To quote the great Winston Churchill, "Never give up, never give up, never give up." Some may find it preposterous to apply Churchill's WWI quote to the institution of marriage. I don't.
First, he said it as a Commencement speech (just those nine words). Second, there is a sense in which marriage is embattled and under siege, from our divorce-culture, to things like poor communication skills, economic anxieties, psychological issues such as depression and prolonged stress … and a big marriage killer, a loss of hope.
My message is simple: make your marriage more than an arrangement, more than the routine of the work-a-day world, hoping that a week's vacation a year will keep things together. It takes daily effort, it takes time, and above all, it takes prayer.
It's sad that many people unfortunately lose hope and simply believe that "things will never get better." They can! Things can change for the better, marriages can make strides, marriages can be restored. God can heal us.
I also stress that there are patterns of hurt that people fall into. They are, at worst, like a pit. Something needs to change when you can't "climb your way out" on your own as a couple. GET HELP. Seek counseling, marriage therapy, find a willing priest to provide spiritual direction. Pray together. Remember back to the good you shared, the love you both felt. Commit to work on the relationship - and be patient. Real growth can take time … but even small incremental changes (e.g. "He smiled at me this morning") can begin to motivate both man and woman. And there is a kind of "forward momentum" that can come into play.
Above all, never give up!
What was the motivation behind your website, www.TheGodWhoSpeaks.com? What do you hope to achieve through the site?
Three things: (a) See #1 above; (b) to give people a place to go to follow my teaching ministry and to know where I'm next speaking; and (c) to order teaching CDs on a number of topics --- from the Gospel of John, to the Rosary in Scripture, to my newest set called The House of the Lord, a 20+ hour series on the temple in the Old Testament and New Testament.
Do you have any new projects (books, CDs, etc.) developing in the near future that you feel comfortable discussing?
Yes! I just finished the follow-up to The Word of the Lord (my first book) that presents seven key principles everyday Catholics can make use of to encounter Scripture in a genuinely Catholic fashion. The new book, due out soon, is called The House of the Lord: A Catholic Biblical Theology of the Temple in the Old and New Testaments. It's kind of a tour-de-force that is about more than the Temple alone; it's about God's holy presence with His people in Scripture, and how Jesus embodied God's holy presence - in Person. I also deal with "priesthood" in Scripture, and in the book's Epilogue, I describe the early Christian sanctuaries in the Holy Land, i.e., the Church of the Nativity and the Holy Sepulchre, and how, in some sense, these sacred basilicas have many elements in common with the Temple of the Old Testament. In the end, the book really points to Jesus, and how Jesus IS the new Temple, the "place" - the Person where we see God.

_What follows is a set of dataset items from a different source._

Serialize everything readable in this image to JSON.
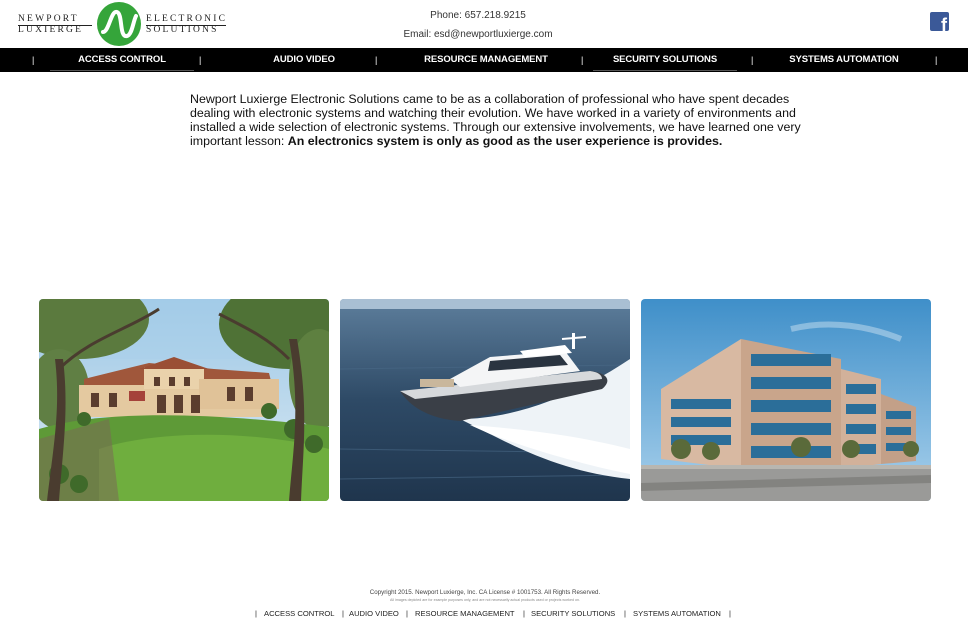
{
  "brand": {
    "line1": "Newport",
    "line2": "Luxierge",
    "line3": "Electronic",
    "line4": "Solutions",
    "accent_color": "#35a53a"
  },
  "contact": {
    "phone": "Phone: 657.218.9215",
    "email": "Email: esd@newportluxierge.com"
  },
  "social": {
    "icon": "facebook-icon",
    "glyph": "f",
    "color": "#3b5998"
  },
  "nav": {
    "separator": "|",
    "items": [
      {
        "label": "ACCESS CONTROL"
      },
      {
        "label": "AUDIO VIDEO"
      },
      {
        "label": "RESOURCE MANAGEMENT"
      },
      {
        "label": "SECURITY SOLUTIONS"
      },
      {
        "label": "SYSTEMS AUTOMATION"
      }
    ]
  },
  "intro": {
    "text": "Newport Luxierge Electronic Solutions came to be as a collaboration of professional who have spent decades dealing with electronic systems and watching their evolution. We have worked in a variety of environments and installed a wide selection of electronic systems. Through our extensive involvements, we have learned one very important lesson: ",
    "emphasis": "An electronics system is only as good as the user experience is provides."
  },
  "images": [
    {
      "name": "residence-photo"
    },
    {
      "name": "yacht-photo"
    },
    {
      "name": "office-building-photo"
    }
  ],
  "footer": {
    "copyright": "Copyright 2015. Newport Luxierge, Inc. CA License # 1001753. All Rights Reserved.",
    "fineprint": "All images depicted are for example purposes only, and are not necessarily actual products used or projects worked on.",
    "separator": "|",
    "links": [
      {
        "label": "ACCESS CONTROL"
      },
      {
        "label": "AUDIO VIDEO"
      },
      {
        "label": "RESOURCE MANAGEMENT"
      },
      {
        "label": "SECURITY SOLUTIONS"
      },
      {
        "label": "SYSTEMS AUTOMATION"
      }
    ]
  }
}
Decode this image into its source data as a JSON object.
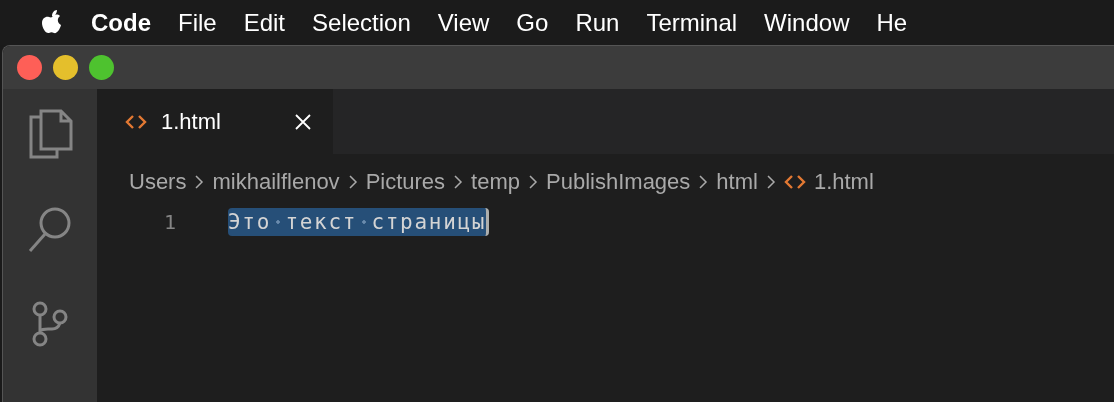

What will my third book be? Who knows … but I have in mind a final installment, perhaps called The Face of the Lord.
How will you draw upon your background and area of expertise to reach the audience at the Diaconal Convocation, which consists of deacons, deacon candidates, aspirants and their wives?
In addition to what I've already explained, I'd only add that I want to talk about Jesus and mercy --- and how much we need to be nourished by God's mercy, and how we're called to embody God's mercy.